Consumer prices climbed 12.17 percent in January from a year earlier. Citigroup Inc. has said the benchmark base rate should be boosted to 11 percent.
Credit Growth
The new refinancing rate “will make it more expensive and more difficult for banks to get capital from the central bank for making loans,” said Alan Pham, chief economist at VinaCapital Investment Management Ltd. “The purpose is to keep credit growth within the goal of 25 percent. This is also an attempt to keep inflation under control because less credit, less inflation.”
The State Bank of Vietnam devalued the nation’s currency by about 7 percent on Feb. 11, the most since at least 1993.
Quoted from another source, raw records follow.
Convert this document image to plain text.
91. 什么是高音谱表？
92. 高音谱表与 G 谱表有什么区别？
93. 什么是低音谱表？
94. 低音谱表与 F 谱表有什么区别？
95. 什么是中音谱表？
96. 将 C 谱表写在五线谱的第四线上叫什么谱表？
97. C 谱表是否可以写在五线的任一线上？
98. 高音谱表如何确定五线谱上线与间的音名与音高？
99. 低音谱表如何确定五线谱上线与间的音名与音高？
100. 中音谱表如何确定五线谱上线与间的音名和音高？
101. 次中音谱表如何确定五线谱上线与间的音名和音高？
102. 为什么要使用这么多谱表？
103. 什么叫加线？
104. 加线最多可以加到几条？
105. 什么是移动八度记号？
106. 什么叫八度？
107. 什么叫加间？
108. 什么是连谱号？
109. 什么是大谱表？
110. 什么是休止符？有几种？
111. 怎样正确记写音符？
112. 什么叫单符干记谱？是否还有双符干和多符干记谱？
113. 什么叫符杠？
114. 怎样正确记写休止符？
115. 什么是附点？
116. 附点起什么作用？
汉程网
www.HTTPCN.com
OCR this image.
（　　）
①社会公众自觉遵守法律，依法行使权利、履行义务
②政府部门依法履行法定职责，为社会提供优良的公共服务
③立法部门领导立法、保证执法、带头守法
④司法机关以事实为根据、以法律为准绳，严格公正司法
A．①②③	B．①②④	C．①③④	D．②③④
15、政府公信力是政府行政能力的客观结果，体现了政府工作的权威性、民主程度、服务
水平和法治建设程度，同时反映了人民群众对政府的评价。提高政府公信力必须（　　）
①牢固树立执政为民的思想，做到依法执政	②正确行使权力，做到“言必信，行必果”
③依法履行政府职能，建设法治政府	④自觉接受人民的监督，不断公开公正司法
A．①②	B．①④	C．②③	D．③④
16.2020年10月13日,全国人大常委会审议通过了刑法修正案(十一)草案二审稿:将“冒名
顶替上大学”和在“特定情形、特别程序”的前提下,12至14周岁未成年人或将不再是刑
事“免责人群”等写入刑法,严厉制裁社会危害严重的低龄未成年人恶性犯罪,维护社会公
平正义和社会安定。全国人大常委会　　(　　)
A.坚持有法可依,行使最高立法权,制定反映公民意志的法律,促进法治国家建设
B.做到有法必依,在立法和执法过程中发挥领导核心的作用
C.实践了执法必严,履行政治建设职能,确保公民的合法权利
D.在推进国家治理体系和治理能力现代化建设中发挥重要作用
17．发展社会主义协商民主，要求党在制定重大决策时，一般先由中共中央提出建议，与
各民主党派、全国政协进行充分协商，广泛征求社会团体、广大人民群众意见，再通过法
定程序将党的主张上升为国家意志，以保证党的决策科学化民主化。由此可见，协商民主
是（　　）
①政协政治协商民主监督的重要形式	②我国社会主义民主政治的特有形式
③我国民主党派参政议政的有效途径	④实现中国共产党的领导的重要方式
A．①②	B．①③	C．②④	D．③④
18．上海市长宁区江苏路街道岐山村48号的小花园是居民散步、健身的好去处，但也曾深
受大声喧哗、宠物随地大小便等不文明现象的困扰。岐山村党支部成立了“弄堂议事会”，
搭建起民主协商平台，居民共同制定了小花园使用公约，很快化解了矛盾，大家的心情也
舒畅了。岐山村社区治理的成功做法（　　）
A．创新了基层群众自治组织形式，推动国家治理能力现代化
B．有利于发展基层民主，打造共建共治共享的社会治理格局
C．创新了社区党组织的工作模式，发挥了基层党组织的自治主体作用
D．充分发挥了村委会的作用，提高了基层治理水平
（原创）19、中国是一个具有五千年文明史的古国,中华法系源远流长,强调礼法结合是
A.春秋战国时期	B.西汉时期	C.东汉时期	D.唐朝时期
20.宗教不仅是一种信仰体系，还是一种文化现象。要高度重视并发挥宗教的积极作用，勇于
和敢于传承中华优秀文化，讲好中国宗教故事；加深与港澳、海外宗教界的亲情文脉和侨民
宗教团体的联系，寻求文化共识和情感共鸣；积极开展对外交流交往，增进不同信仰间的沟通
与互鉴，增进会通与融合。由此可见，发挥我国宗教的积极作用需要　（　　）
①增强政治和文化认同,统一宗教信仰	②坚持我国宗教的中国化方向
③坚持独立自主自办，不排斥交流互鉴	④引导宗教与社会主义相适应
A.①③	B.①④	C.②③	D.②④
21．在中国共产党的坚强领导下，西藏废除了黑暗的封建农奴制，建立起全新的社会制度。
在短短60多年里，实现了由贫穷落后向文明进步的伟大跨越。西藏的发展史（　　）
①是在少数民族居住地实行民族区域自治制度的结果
With the rate increase yesterday, “real interest rates will become less negative, thus helping to slow the rate of credit expansion, which was 27.7 percent last year,” according to a note from Australia & New Zealand Banking Group Ltd. “The hike is essential, especially after the devaluation of the dong last week that will add to inflation pressures.”
Nguyen Van Giau, the governor, and Nguyen Ngoc Bao, director at the central bank’s monetary policy department, didn’t answer calls to their cell phones by Bloomberg News yesterday.
The overnight rate in inter-bank electronic payments and the rate of loans to finance short balances in clearing transactions between the central bank and commercial banks were set at 11 percent, according to the statement.
The central bank may lower the base rate if the monthly consumer price index increases by about 1.4 percent in February from January, online newswire Vietnamplus reported Jan. 27, citing Giau.
“The chances for interest rates level to go down have become impractical,” said Kien of FPT Securities.